ANTE LO EXPUESTO, DEMANDAMOS A LA ASAMBLEA GENERAL DE LA ONU:
Que, como principal órgano deliberativo de formulación de políticas y representativo de las Naciones Unidas, priorice en la agenda política el debate multilateral sobre la violencia feminicida, sus vías de prevención, sanción y erradicación.
Promover sanciones a los países que incumplan con las recomendaciones formuladas para combatir los feminicidos en Centroamérica.
Promover, en consonancia con todo lo anterior, un compromiso real y efectivo de todos los países parte en la Asamblea General, referido a la concesión de protección internacional a las mujeres que huyen de la violencia de género, cuando sea razonable entender la ausencia de seguridad en sus países de origen.
Que exija a los organismos nacionales y regionales, en especial los creados por mandato de la ONU, como la CICIG y la Comisión Económica para América Latina y el Caribe (CEPAL), así como al Sistema de Integración Centroamericana (SICA), entre otros, la implementación de mecanismos de investigación destinados a reducir la impunidad de la violencia feminicida y la implementación de políticas de Estado a favor de la lucha contra la violencia de género.
Que los órganos subsidiarios de la Asamblea General se sumen de forma activa al tratamiento y abordaje de la violencia feminicida, en especial del Comité contra la Tortura, la Comisión de Derecho Internacional y el Comité para la Eliminación de la Discriminación de la Mujer.
Que exija a los Estados Miembros el aumento del apoyo financiero, técnico
y logístico a las actividades de adiestramiento destinadas a sensibilizar en materia de género, incluidas las que llevan a cabo los fondos y programas pertinentes, como el Fondo de Desarrollo de las Naciones Unidas para la Mujer y el Fondo de las Naciones Unidas para la Infancia, así como la Oficina del Alto Comisionado de las Naciones Unidas para los Refugiados.
AL CONSEJO DE SEGURIDAD:
Que, como encargado de velar por la paz y la seguridad internacionales, determine la existencia de las amenazas a la paz producidas por los conflictos armados de bajos niveles de formalización que se disputan actualmente en Centroamérica y recomiende qué medidas se deben adoptar por parte de los Estados miembros, incluyendo sanciones económicas y otras medidas que no entrañen el uso de la fuerza, con el fin de impulsar soluciones regionales contra la violencia feminicida.

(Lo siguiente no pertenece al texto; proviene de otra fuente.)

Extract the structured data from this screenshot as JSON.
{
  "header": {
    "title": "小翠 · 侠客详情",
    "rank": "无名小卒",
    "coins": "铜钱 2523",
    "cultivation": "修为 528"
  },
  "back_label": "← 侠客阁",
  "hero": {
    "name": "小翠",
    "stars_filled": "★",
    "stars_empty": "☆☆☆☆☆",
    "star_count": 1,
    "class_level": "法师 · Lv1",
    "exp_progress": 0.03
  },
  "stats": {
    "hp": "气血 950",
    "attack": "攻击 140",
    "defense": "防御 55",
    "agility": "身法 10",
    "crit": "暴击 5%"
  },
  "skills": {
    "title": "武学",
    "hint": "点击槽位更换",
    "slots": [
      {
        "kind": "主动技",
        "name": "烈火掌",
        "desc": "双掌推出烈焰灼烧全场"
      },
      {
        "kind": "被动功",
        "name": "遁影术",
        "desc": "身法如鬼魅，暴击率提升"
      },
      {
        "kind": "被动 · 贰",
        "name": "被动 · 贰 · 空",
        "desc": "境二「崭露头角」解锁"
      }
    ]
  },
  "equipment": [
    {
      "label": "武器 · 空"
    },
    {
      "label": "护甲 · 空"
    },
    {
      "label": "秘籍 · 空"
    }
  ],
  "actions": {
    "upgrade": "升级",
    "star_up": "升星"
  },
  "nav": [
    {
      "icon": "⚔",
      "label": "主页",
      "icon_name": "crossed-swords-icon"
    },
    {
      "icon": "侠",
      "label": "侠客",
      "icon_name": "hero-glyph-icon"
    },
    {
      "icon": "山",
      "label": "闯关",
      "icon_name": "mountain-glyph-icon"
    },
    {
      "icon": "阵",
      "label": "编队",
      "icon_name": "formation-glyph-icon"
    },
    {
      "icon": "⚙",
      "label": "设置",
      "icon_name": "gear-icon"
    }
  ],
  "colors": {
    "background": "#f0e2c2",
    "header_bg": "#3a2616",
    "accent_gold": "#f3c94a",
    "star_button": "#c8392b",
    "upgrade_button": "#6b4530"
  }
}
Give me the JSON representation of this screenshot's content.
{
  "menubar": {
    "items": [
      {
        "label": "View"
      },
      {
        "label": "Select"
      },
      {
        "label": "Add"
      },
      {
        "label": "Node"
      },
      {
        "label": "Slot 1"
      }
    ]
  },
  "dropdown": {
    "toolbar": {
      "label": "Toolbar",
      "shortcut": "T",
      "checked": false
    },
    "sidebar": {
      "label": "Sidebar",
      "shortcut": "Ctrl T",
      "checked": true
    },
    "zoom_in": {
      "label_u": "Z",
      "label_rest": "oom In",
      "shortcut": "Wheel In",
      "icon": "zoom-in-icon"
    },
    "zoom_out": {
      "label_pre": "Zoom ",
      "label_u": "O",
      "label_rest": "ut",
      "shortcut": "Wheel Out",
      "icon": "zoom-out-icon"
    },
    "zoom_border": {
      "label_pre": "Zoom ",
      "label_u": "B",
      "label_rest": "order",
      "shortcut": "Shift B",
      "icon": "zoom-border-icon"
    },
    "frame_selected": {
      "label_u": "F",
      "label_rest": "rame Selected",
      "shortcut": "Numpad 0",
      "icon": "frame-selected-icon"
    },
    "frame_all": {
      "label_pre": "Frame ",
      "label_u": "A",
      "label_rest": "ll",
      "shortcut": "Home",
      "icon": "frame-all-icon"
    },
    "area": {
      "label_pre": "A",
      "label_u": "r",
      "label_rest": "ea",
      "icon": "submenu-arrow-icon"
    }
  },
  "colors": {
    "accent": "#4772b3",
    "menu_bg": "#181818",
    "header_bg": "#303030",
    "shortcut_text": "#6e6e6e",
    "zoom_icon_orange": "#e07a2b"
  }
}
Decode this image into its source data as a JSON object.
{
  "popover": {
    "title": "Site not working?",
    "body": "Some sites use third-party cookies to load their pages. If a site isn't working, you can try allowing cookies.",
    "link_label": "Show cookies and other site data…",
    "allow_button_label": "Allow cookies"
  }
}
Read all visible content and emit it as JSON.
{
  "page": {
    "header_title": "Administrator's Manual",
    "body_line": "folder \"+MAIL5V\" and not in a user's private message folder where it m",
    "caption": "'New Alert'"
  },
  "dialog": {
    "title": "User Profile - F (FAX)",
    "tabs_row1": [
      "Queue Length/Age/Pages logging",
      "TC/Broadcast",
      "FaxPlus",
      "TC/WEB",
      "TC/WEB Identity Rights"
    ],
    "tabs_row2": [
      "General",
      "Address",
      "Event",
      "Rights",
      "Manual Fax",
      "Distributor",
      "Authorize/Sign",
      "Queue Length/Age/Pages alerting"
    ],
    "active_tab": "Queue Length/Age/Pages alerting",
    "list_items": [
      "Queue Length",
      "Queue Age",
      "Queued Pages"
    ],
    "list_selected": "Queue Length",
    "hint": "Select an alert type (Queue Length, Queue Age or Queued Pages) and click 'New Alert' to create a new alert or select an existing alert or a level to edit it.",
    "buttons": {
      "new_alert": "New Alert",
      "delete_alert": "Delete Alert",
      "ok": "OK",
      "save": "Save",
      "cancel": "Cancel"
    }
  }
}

Formular planes para el establecimiento de un sistema de reglamentación de los armamentos en la región, así como de análisis de las nuevas modalidades de conflictos armados, basándose en los aspectos contemplados en las Resoluciones 1325 y 1820, relativas a las mujeres, la paz y la seguridad.
Recomendar que se depuren las responsabilidades internacionales estatales, mediante litigios e investigaciones relativos a la lucha contra la violencia feminicida a la Corte Internacional de Justicia.

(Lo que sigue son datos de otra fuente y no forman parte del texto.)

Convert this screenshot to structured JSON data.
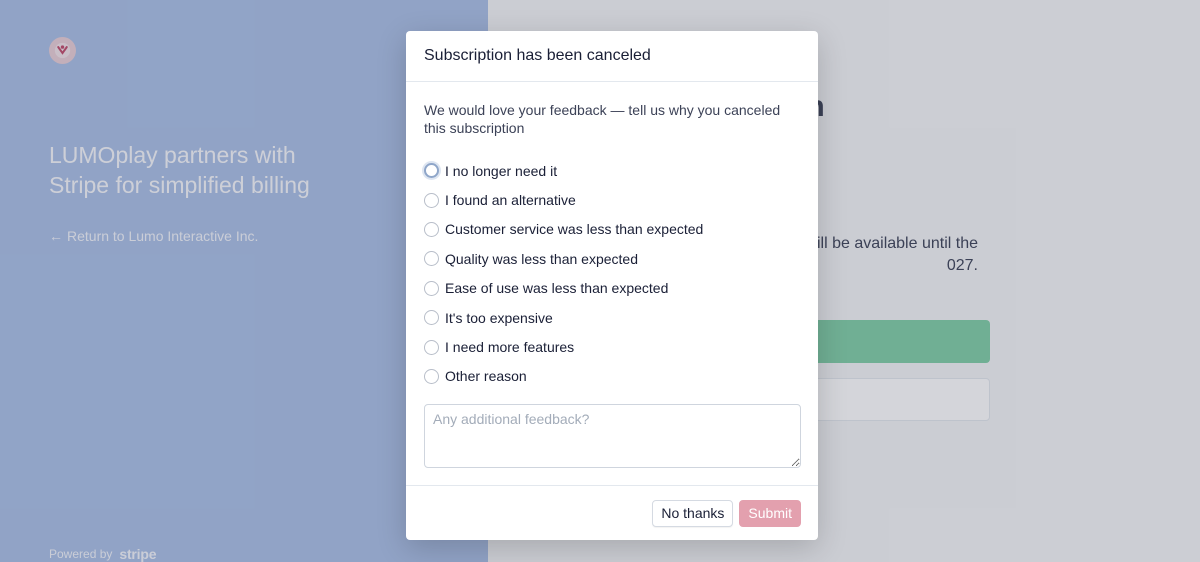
{
  "brand": {
    "logo_icon": "lumo-logo-icon",
    "title": "LUMOplay partners with Stripe for simplified billing",
    "return_link": "Return to Lumo Interactive Inc.",
    "powered_by": "Powered by",
    "powered_brand": "stripe"
  },
  "background_page": {
    "heading_fragment": "on",
    "text_fragment": "ill be available until the 027."
  },
  "modal": {
    "title": "Subscription has been canceled",
    "description": "We would love your feedback — tell us why you canceled this subscription",
    "options": [
      "I no longer need it",
      "I found an alternative",
      "Customer service was less than expected",
      "Quality was less than expected",
      "Ease of use was less than expected",
      "It's too expensive",
      "I need more features",
      "Other reason"
    ],
    "feedback_placeholder": "Any additional feedback?",
    "no_thanks_label": "No thanks",
    "submit_label": "Submit"
  },
  "colors": {
    "brand_panel": "#a9bfe6",
    "accent_button": "#e3a0ae",
    "success_button": "#7fcfa6"
  }
}
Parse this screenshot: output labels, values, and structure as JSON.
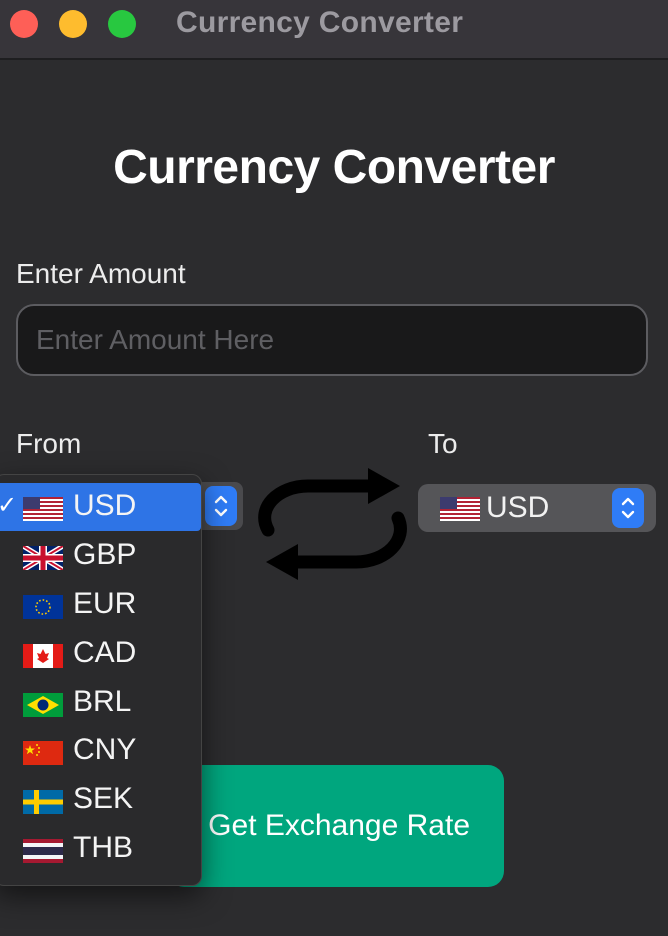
{
  "window": {
    "title": "Currency Converter"
  },
  "app": {
    "title": "Currency Converter"
  },
  "amount": {
    "label": "Enter Amount",
    "value": "",
    "placeholder": "Enter Amount Here"
  },
  "from": {
    "label": "From",
    "selected": "USD",
    "check_mark": "✓",
    "options": [
      {
        "code": "USD",
        "flag": "us-flag-icon"
      },
      {
        "code": "GBP",
        "flag": "uk-flag-icon"
      },
      {
        "code": "EUR",
        "flag": "eu-flag-icon"
      },
      {
        "code": "CAD",
        "flag": "canada-flag-icon"
      },
      {
        "code": "BRL",
        "flag": "brazil-flag-icon"
      },
      {
        "code": "CNY",
        "flag": "china-flag-icon"
      },
      {
        "code": "SEK",
        "flag": "sweden-flag-icon"
      },
      {
        "code": "THB",
        "flag": "thailand-flag-icon"
      }
    ]
  },
  "to": {
    "label": "To",
    "selected": "USD",
    "flag": "us-flag-icon"
  },
  "swap": {
    "icon": "swap-arrows-icon"
  },
  "action": {
    "label": "Get Exchange Rate"
  },
  "colors": {
    "background": "#2c2c2e",
    "accent_blue": "#2f7cf6",
    "button_green": "#00a67e",
    "titlebar": "#37353a"
  }
}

Instar al fiscal general del Tribunal Penal Internacional para que investigue y decida sobre la necesidad de abrir una causa contra los responsables individuales de la comisión, por acción u omisión, de feminicidios tipificados como crímenes de lesa humanidad o crímenes de guerra, según en contexto en que se cometan.
AL CONSEJO ECONOMICO Y SOCIAL:
Que, como garante del impulso mejoras en las condiciones de vida de los pueblos del mundo mediante y del logro de más estabilidad y más justicia, ejecute la transversalización de la perspectiva de género en sus Comisiones Orgánicas, en especial en la Comisión de Prevención del Delito y Justicia Penal, en la Comisión de Población y Desarrollo, al Foro Permanente para las Cuestiones Indígenas y la Comisión de la Condición Jurídica y social de la Mujer.
A LA CORTE INTERNACIONAL DE JUSTICIA:
Que se planteen demandas interestatales ante la Corte Internacional de Justicia para depurar las responsabilidades de los Estados, por acción y por omisión, ante los crímenes de Estado que suponen las violaciones sistemáticas de los derechos de las mujeres, en concreto los feminicidios.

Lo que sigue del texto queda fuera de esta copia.